When does price matter? Econ 101 teaches that demand decreases as prices rise, and increases as prices fall. Econ textbooks inevitably present a graph with a graceful curve, illustrating the phenomenon. The problem is that there are no numbers on the axes of the graph, so you never know how much price matters. To make the situation more complicated -- and more realistic -- consumers make purchasing decisions based not simply on your price, but also the prices of alternatives. That may mean it's time for pricing intelligence tool and other strategic procedures to help you make wise, unemotional decisions.
Someone who considers a book a great deal at $19.99 may decide to go buy from a competitor if they can find the book for $15.99. Some people may go elsewhere if they can find the book for $19.98. Some people will never switch, at least in this case, but might switch over small price differences in other categories.
How can retailers make sense of such complicated situations?

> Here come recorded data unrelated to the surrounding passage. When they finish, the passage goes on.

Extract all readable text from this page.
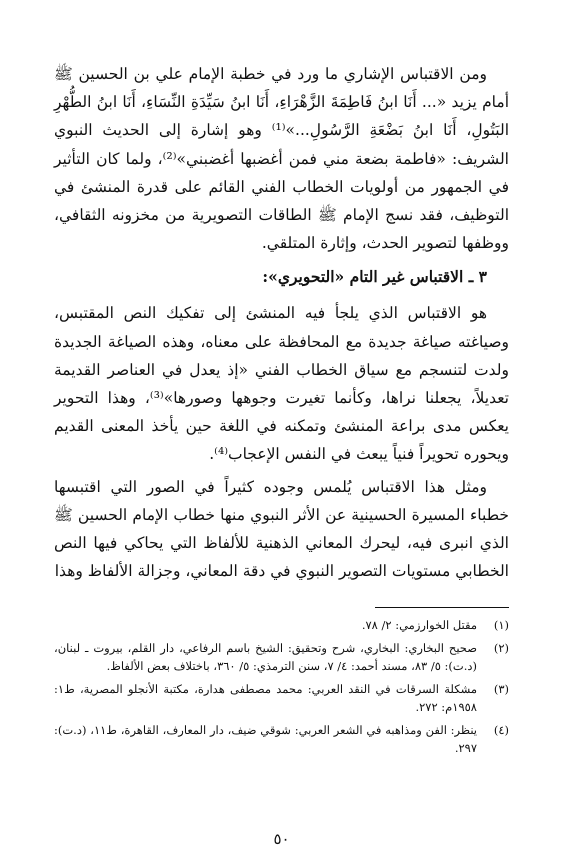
ومن الاقتباس الإشاري ما ورد في خطبة الإمام علي بن الحسين ﷺ أمام يزيد «... أَنَا ابنُ فَاطِمَةَ الزَّهْرَاءِ، أَنَا ابنُ سَيِّدَةِ النِّسَاءِ، أَنَا ابنُ الطُّهْرِ البَتُولِ، أَنَا ابنُ بَضْعَةِ الرَّسُولِ...»⁽¹⁾ وهو إشارة إلى الحديث النبوي الشريف: «فاطمة بضعة مني فمن أغضبها أغضبني»⁽²⁾، ولما كان التأثير في الجمهور من أولويات الخطاب الفني القائم على قدرة المنشئ في التوظيف، فقد نسج الإمام ﷺ الطاقات التصويرية من مخزونه الثقافي، ووظفها لتصوير الحدث، وإثارة المتلقي.

٣ ـ الاقتباس غير التام «التحويري»:

هو الاقتباس الذي يلجأ فيه المنشئ إلى تفكيك النص المقتبس، وصياغته صياغة جديدة مع المحافظة على معناه، وهذه الصياغة الجديدة ولدت لتنسجم مع سياق الخطاب الفني «إذ يعدل في العناصر القديمة تعديلاً، يجعلنا نراها، وكأنما تغيرت وجوهها وصورها»⁽³⁾، وهذا التحوير يعكس مدى براعة المنشئ وتمكنه في اللغة حين يأخذ المعنى القديم ويحوره تحويراً فنياً يبعث في النفس الإعجاب⁽⁴⁾.

ومثل هذا الاقتباس يُلمس وجوده كثيراً في الصور التي اقتبسها خطباء المسيرة الحسينية عن الأثر النبوي منها خطاب الإمام الحسين ﷺ الذي انبرى فيه، ليحرك المعاني الذهنية للألفاظ التي يحاكي فيها النص الخطابي مستويات التصوير النبوي في دقة المعاني، وجزالة الألفاظ وهذا

(١)
مقتل الخوارزمي: ٢/ ٧٨.
(٢)
صحيح البخاري: البخاري، شرح وتحقيق: الشيخ باسم الرفاعي، دار القلم، بيروت ـ لبنان، (د.ت): ٥/ ٨٣، مسند أحمد: ٤/ ٧، سنن الترمذي: ٥/ ٣٦٠، باختلاف بعض الألفاظ.
(٣)
مشكلة السرقات في النقد العربي: محمد مصطفى هدارة، مكتبة الأنجلو المصرية، ط١: ١٩٥٨م: ٢٧٢.
(٤)
ينظر: الفن ومذاهبه في الشعر العربي: شوقي ضيف، دار المعارف، القاهرة، ط١١، (د.ت): ٢٩٧.
٥٠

1. Use an automated pricing intelligence system to gather data from competitive web sites.
2. Utilize dashboards that can overlay your sales and pricing data with the market data.
3. Have a clear strategy to help focus on the right areas. Otherwise, you can get overwhelmed with data, and, while you know more than you did, you may not be able to take effective action. The pricing intelligence system is a necessary tool, but you still have to use it properly. Focus your efforts where price changes, either by you, or in the market, have the greatest impact on your business. (As you gain experience, you may wish to automate some of the price responses within “reasonable” bounds).
4. Employ a testing strategy so you can measure the price elasticity of demand in different markets with different competitive situations. This feeds back into your overall strategy, allowing you to fine-tune when and how you want to react to competitive pricing moves. Most helpfully, you may find a lot of scenarios where prices changes have no measurable impact.
5. Create a price adjustment playbook that you can follow to deal with competitive moves without being overly swayed by emotion. For example, you might specify that we are always, “within 5% of Competitor X, unless our margin drops below Y”, or “Ignore pricing moves unless Competitor X is more than 10% cheaper for Product 123 AND our sales of Product 123 have fallen by more than 5% week over week.” You can add to the playbook as needed, but by necessity, you will have to focus on the most pressing cases—your top sellers and chief competitors, where you find measurable impact.
Don’t react blindly or impulsively to market pricing changes. Make sure you understand the impact these changes have on your business and focus where it matters, by following the wise paths described above.